しかし自分は「自分の考え」や「自分の疑問」で頭がいっぱいになっており、そういった「相手の思考や話の道筋」をすっ飛ばして、考えを述べてしまった。
たぶん、そのことにうんざりしたのだろう。
「反対意見を述べるな」「批判をするな」「話の流れに逆らったことを言うな」ということではない。
自分が意見を言いたい相手、対話をしようとしている相手が考えていること、相手の話していることをまずは理解しようと試みようという、当たり前のことだ。
それを理解したうえで、相手の意見や話を前提にして、その反応として反対意見や批判を述べるのはもちろん構わない。
相手が積み上げた前提や「こちらは話の方向性をこう設定して、そのうえでこう考えている」「この話では、ここにポイントをおいている」ということをぜんぶ無視しているものは、「批判」や「意見」とは呼べない。ただの揶揄、くさしているだけと取られても仕方がない。そしてそう取られたものは、誰もまともに取り上げる気になどならない。
自分も、そういう人にうんざりしたことはある。誰だって、そういう人の言葉に価値は見いだせず、関わりたくないのだ。

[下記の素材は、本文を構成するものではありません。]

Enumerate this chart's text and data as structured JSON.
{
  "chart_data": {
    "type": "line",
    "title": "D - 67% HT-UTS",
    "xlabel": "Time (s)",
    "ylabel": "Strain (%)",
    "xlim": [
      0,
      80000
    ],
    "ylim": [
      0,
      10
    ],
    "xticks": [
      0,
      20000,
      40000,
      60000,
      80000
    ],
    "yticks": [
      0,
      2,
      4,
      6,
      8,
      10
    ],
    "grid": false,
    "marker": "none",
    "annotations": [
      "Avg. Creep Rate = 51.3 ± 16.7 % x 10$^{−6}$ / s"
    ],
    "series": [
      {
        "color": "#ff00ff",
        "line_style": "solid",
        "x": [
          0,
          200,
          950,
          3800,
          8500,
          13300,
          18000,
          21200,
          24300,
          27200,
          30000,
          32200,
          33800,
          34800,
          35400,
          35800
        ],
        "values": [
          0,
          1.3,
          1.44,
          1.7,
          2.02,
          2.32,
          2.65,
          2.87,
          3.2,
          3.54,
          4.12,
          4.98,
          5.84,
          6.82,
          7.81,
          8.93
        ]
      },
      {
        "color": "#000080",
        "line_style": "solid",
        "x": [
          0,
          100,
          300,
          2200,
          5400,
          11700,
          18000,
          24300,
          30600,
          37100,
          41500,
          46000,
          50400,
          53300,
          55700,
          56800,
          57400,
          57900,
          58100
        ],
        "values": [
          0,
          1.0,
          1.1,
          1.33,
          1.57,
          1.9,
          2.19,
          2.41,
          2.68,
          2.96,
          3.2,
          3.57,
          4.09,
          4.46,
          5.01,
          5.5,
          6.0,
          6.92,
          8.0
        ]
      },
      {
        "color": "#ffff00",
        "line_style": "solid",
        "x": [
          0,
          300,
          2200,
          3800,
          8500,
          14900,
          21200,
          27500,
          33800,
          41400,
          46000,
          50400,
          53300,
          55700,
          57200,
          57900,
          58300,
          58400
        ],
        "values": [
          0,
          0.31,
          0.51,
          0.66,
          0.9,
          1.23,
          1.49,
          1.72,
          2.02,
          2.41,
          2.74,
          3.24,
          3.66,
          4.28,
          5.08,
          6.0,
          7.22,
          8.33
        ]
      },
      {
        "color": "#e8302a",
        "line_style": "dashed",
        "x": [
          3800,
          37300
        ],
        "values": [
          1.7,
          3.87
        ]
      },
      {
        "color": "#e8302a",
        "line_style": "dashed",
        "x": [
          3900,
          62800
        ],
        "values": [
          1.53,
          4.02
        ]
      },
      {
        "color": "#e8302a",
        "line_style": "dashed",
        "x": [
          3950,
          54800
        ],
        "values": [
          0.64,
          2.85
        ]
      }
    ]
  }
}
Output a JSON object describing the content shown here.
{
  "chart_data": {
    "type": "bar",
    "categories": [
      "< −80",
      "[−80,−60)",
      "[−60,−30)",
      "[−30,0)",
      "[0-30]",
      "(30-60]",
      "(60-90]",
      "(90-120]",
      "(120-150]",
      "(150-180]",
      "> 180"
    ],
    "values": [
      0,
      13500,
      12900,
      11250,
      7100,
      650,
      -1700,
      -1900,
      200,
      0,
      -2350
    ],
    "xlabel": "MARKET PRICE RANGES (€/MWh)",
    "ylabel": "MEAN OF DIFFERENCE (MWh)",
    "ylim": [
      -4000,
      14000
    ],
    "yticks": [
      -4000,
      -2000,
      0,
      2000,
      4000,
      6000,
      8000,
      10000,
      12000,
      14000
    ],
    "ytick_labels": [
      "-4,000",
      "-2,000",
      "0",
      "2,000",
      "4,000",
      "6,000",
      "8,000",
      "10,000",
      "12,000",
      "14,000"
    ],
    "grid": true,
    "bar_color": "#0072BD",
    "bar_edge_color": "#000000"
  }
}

この日の事例は自分にとってはかなりレベルでが高く、一週間くらいじっくり読みこんで下調べをして、ようやく何かしら自分なりの意見を組み立てられ、それをこの事例を出した人の意見と比較したり、もう少し知識のある人の意見を情報として取り入れられたりできるものだった。
その資料をその日に渡されたので、短い時間で考えなければ、という焦りがあって、周りの情報をインプットしきれなかったのだろうと思う。
それも「短い時間で考えなければいけない」という前提で解説の講師は内容を組み立てていたので、言い訳にすぎないが…。
穏便に済ませようと思ってか、「そういう考え方も大切ですね」(←おなじみの言い方)とかなり適当な言い方だったが、コメントしてくれた。
「ハンロンの剃刀」で処理したのだと思う。
あからさまに話を聞いていない(耳から聞こえていない、という意味ではなく、頭や心で咀嚼していない)人間の言うことなど、適当にあしわれて当たり前だ。
と……考えていたのに、自分がそれを人にやってしまった。
どころか「自分なりに考えたのに」「勉強会とか言って、結局は自分たちが認めた層しかおよびじゃないのか」とふて腐れた気持ちになっていた。
いま思うとかなり恥ずかしいが、よしきさんの記事を読まなければずっとそのままだったかもしれない。
そういうことに気づかせてもらって、とても感謝している。
上述したように「人と向き合おう」という「誠実さ」のないものは、人から「適当だな」と思われるし、「相手も適当なのだから適当に扱っていい」と思われても仕方がないと自分は思っている。
だから今回、自分がそう扱われたのも自業自得だ。
ネットは意見が割れるような物事について、過激であれば適当で乱暴な意見もそれなりに力を持つので「誠実さ」を維持するのはすごく難しい。
そういう中でよしきさんのブログは、何かについて意見を述べるとき、丁寧に調べたり、自分とは違う意見にも向き合ったり、自分が間違えたと思ったことは訂正する誠実さで自分を戒め続けていて尊敬している。
「誠実だから間違えてもいいわけではない」
「誠実さ」というのは、自分がまずそう自分を戒める。
そういう人は自分と同じ意見か違う意見か、というのは余り関係がない。
その意見自体が信頼できるので、「この人はこの問題についてどう考えているのかな?」と読みにいきたくなる。
ただセンシティヴな話題は向き合い続けるのも大変だと思うので、更新を楽しみにしている読者としては「続けるのが嫌にならないように、無理はしないで欲しい」と思っています。